Mechanism for Activation of Triosephosphate Isomerase by Phosphite Dianion: The Role of a Ligand-Driven Conformational Change

The L232A mutation in triosephosphate isomerase (TIM) from Trypanosoma brucei brucei results in a small 6-fold decrease in k_cat/K_m for the reversible enzyme-catalyzed isomerization of glyceraldehyde 3-phosphate to give dihydroxyacetone phosphate.

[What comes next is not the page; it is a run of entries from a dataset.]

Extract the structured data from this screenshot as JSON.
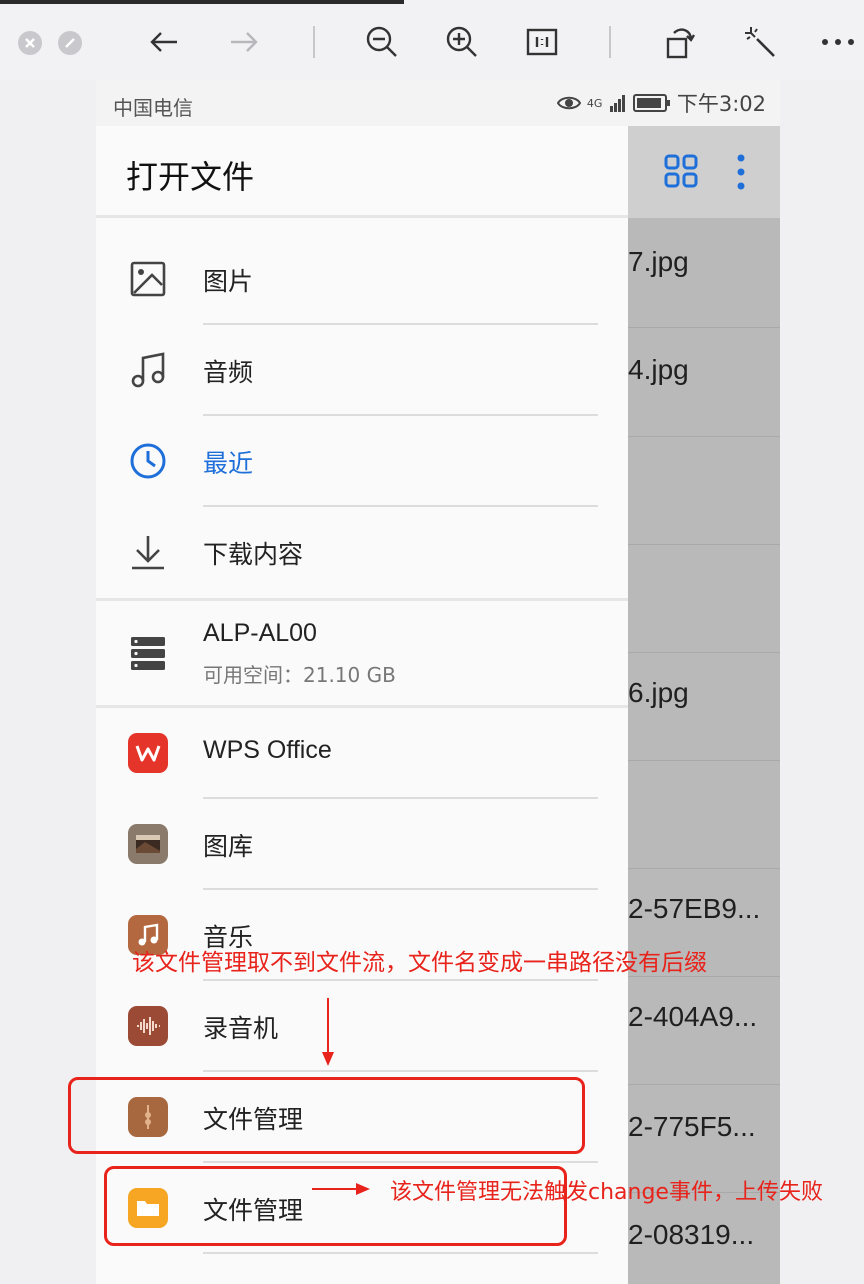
{
  "status_bar": {
    "carrier": "中国电信",
    "network": "4G",
    "time": "下午3:02"
  },
  "drawer": {
    "title": "打开文件",
    "items": [
      {
        "label": "图片",
        "icon": "image-icon"
      },
      {
        "label": "音频",
        "icon": "music-note-icon"
      },
      {
        "label": "最近",
        "icon": "clock-icon",
        "active": true
      },
      {
        "label": "下载内容",
        "icon": "download-icon"
      }
    ],
    "storage": {
      "name": "ALP-AL00",
      "space": "可用空间：21.10 GB"
    },
    "apps": [
      {
        "label": "WPS Office",
        "icon": "wps-office-icon",
        "color": "#e5352b"
      },
      {
        "label": "图库",
        "icon": "gallery-icon",
        "color": "#8a7a6c"
      },
      {
        "label": "音乐",
        "icon": "music-app-icon",
        "color": "#b4683f"
      },
      {
        "label": "录音机",
        "icon": "recorder-icon",
        "color": "#9a4a35"
      },
      {
        "label": "文件管理",
        "icon": "file-manager-brown-icon",
        "color": "#a8683f"
      },
      {
        "label": "文件管理",
        "icon": "file-manager-yellow-icon",
        "color": "#f6a623"
      }
    ]
  },
  "background_files": [
    {
      "name": "7.jpg"
    },
    {
      "name": "4.jpg"
    },
    {
      "name": ""
    },
    {
      "name": ""
    },
    {
      "name": "6.jpg"
    },
    {
      "name": ""
    },
    {
      "name": "2-57EB9..."
    },
    {
      "name": "2-404A9..."
    },
    {
      "name": "2-775F5..."
    },
    {
      "name": "2-08319..."
    }
  ],
  "annotations": {
    "note1": "该文件管理取不到文件流，文件名变成一串路径没有后缀",
    "note2": "该文件管理无法触发change事件，上传失败"
  },
  "colors": {
    "accent": "#1e6fd9",
    "annotation": "#e8231b"
  }
}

In contrast, this mutation leads to a 17-fold increase in the second-order rate constant for the TIM-catalyzed proton transfer reaction of the truncated substrate piece [1-¹³C]glycolaldehyde ([1-¹³C]-GA) in D₂O, a 25-fold increase in the third-order rate constant for the reaction of the substrate pieces GA and phosphite dianion (HPO₃^2–), and a 16-fold decrease in K_d for binding of HPO₃^2– to the free enzyme. Most significantly, the mutation also results in an 11-fold decrease in the extent of activation of the enzyme toward turnover of GA by bound HPO₃^2–. The data provide striking evidence that the L232A mutation leads to a ca. 1.7 kcal/mol stabilization of a catalytically active loop-closed form of TIM (E_c) relative to an inactive open form (E_o). We propose that this is due to the relief, in L232A mutant TIM, of unfavorable steric interactions between the bulky hydrophobic side chain of Leu-232 and the basic carboxylate side chain of Glu-167, the catalytic base, which destabilize E_c relative to E_o.